The extension of the technique of spin-stabilisation to give more communications capacity (which implies larger antennas and more solar cells) was limited by a fundamental law of physics.
It follows from Newton's laws that the angular momentum of a body is constant unless torques are imposed upon it from outside. Internal torques cannot change the overall momentum, but they can affect the amount of kinetic energy in the body. Specifically, if they dissipate energy (e.g. in heat) then the body will move to the state of minimum energy. This minimum energy state for spin-stabilised satellites is the desired mode of spin only if the inertia about the desired spin axis is greater than the inertia about any other axis. That is, the body has to be roughly disc-shaped or ' oblate '. If any transverse axis has a greater inertia, then the body will br stable in spin only about this axis.
Plainly, adding large despun antennas above the spinning body will contravene this condition, i.e., it will make the body prolate (pencil-shaped), so that it will spinstably about a transverse axis and not about the axis of symmetry. Before Intelsat IV could be accepted, therefore, a solution to this stability problem had to be found. Hughes Aircraft Company found the solution and termed it the Gyrostat (Iorillo 1967) although now it is more generally referred to as the ' dual-spin' configuration.
In this configuration, an energy dissipating device (e.g. a damped pendulum) is placed on the despun part, and this has the effect of stabilising the complete prolate satellite about the spin axis of its rotating section. Hughes exploited this principle very successfully in Intelsat IV and IVA in which 4~ ~ spot beams are employed, and a dualspin configuration was one of the two winners selected by Comsat for Intelsat V in the first technical evaluation.

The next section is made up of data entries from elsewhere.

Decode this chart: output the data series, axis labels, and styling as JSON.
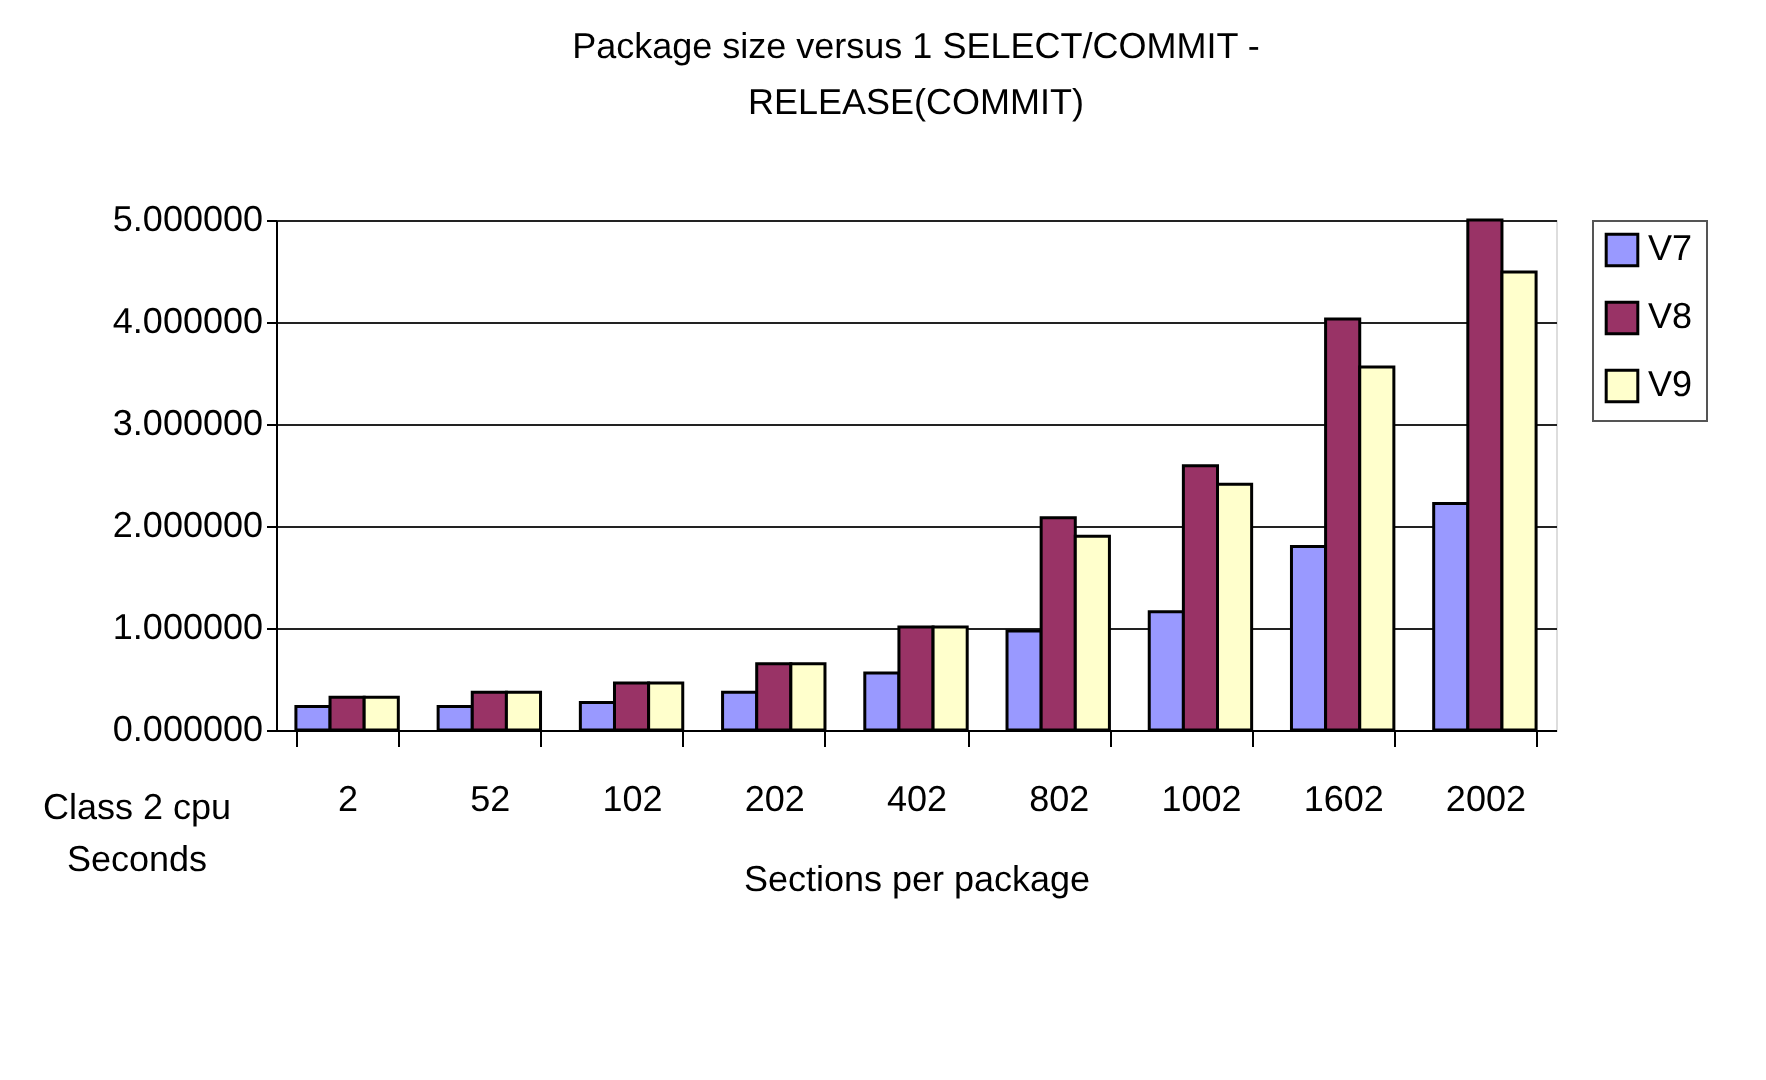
{
  "chart_data": {
    "type": "bar",
    "title": "Package size versus 1 SELECT/COMMIT - RELEASE(COMMIT)",
    "xlabel": "Sections per package",
    "ylabel": "Class 2 cpu Seconds",
    "categories": [
      "2",
      "52",
      "102",
      "202",
      "402",
      "802",
      "1002",
      "1602",
      "2002"
    ],
    "series": [
      {
        "name": "V7",
        "color": "#9999ff",
        "values": [
          0.23,
          0.23,
          0.27,
          0.37,
          0.56,
          0.97,
          1.16,
          1.8,
          2.22
        ]
      },
      {
        "name": "V8",
        "color": "#993366",
        "values": [
          0.32,
          0.37,
          0.46,
          0.65,
          1.01,
          2.08,
          2.59,
          4.03,
          5.0
        ]
      },
      {
        "name": "V9",
        "color": "#ffffcc",
        "values": [
          0.32,
          0.37,
          0.46,
          0.65,
          1.01,
          1.9,
          2.41,
          3.56,
          4.49
        ]
      }
    ],
    "ylim": [
      0,
      5
    ],
    "yticks": [
      {
        "value": 0,
        "label": "0.000000"
      },
      {
        "value": 1,
        "label": "1.000000"
      },
      {
        "value": 2,
        "label": "2.000000"
      },
      {
        "value": 3,
        "label": "3.000000"
      },
      {
        "value": 4,
        "label": "4.000000"
      },
      {
        "value": 5,
        "label": "5.000000"
      }
    ],
    "grid": "y",
    "legend": "right"
  }
}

From the point-of-view of AOCS design, it has proved to be a fine example of high performance with simple hardware. Now to consider the European side, dual-spin configurations received a great deal of attention at the time of the first broadcast satellite proposals in 1969. They were studied in some depth (Brewer et al 1970, 1974) but finally they were eliminated mainly on the basis of lack of growth capability due to the inefficiency of their cylindrical solar arrays. The first European geostationary broadcast satellite was the Franco-German satellite Symphonie shown in figure 2. This satellite is not spinstabilised but rather it has 'three-axis attitude stabilisation', i.e. the orientation in space of all three axes is controlled.
In retrospect it does appear to have some similarity to spin-stabilised configurations (the body-fixed solar arrays and the general disc-shape) but from the control system point-of-view the major step has been made. ESA's first satellite in this field is the Orbital Test Satellite (OTS) illustrated in figure 3. In contrast to Symphonie, the solar arrays rotate to track the Sun while the body-fixed antennas track the Earth. This three-axis stabilised configuration has virtually become the ' classical' pattern for all present communication and broadcast satellites. Certainly, it is being adopted for most current missions including Intelsat V and the Indian communications satellite APPLE. The remainder of this paper is concerned solely with this configuration and refinements thereof.